Mama was particular about the leaves. Oak for strength, willow for passion, cane for flexibility, pecan for the mind. It’s important, she said, to get the right mix. Otherwise, leaf men won’t mind hardly at all. No more than real-life ones.
She didn’t let me watch, said I didn’t have the conjure spirit. She was right. I could never do some of that stuff you had to do. Hard enough to do what Tom wanted when we were alone together.
When it was done she led the leaf man to Daddy’s workshop. The creature wasn’t big. It was late in the year and I’d had trouble finding enough good leaves.
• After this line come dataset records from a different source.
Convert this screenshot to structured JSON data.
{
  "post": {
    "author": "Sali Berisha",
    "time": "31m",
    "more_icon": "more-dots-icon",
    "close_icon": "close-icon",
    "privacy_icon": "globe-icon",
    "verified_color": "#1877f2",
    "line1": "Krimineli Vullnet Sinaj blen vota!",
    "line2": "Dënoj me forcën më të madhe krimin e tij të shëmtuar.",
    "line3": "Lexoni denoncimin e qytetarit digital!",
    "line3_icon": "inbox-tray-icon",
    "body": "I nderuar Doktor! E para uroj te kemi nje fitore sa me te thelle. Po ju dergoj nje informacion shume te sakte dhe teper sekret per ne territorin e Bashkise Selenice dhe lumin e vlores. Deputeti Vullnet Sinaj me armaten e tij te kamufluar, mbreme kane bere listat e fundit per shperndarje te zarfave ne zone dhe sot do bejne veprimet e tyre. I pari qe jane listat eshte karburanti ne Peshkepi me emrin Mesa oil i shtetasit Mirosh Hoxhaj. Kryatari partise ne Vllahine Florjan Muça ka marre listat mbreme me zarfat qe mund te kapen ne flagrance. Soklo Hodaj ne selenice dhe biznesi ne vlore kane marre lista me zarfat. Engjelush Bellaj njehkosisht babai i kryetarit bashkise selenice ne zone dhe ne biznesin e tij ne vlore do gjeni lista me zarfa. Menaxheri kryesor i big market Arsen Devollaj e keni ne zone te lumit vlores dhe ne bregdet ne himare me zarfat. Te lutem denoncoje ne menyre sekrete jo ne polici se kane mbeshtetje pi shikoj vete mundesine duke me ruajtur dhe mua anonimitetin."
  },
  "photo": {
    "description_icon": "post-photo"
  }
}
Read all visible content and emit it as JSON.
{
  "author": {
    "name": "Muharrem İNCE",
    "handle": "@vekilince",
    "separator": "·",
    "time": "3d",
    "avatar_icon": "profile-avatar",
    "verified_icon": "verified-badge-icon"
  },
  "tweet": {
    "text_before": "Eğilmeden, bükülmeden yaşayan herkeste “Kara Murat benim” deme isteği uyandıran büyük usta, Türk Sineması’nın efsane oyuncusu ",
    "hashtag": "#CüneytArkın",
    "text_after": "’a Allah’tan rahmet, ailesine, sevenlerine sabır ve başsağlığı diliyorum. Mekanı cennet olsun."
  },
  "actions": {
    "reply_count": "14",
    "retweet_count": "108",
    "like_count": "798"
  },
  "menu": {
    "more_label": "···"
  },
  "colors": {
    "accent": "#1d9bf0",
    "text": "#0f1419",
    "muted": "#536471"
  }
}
If you use spoiled leaves the leaf man will be spoiled, she said. He was shaggy, leaves sticking out everyplace, but he moved like he had a purpose and meant to get to it.
Mama whispered in his ear. He leaned to the door like he was getting a scent, then made off down the road. That’s when I thought I should say something, even though Mama would find out about Tom and me. It was too late: the leaf man was gone, and I kept quiet.
When the Sheriff told us, I knew he suspected Mama, but he never charged her. I didn’t tell, just like I didn’t tell Mama about Tom. The way I screamed when the Sheriff told how Tom was found, and the look she gave me…she knew. Had sent her creation after Tom apurpose, never after Daddy. I hated her then, left home soon after. I had nightmares for years about how it must’ve been like, choking on leaves and them keeping on coming as the thing crawled down his throat. Tom pulling them out and out, but never fast enough.
Now she needs me; can’t talk or hardly move since the stroke. I sit by the bed, and the look she gives me now, I think we’re both wondering: do I still hate her?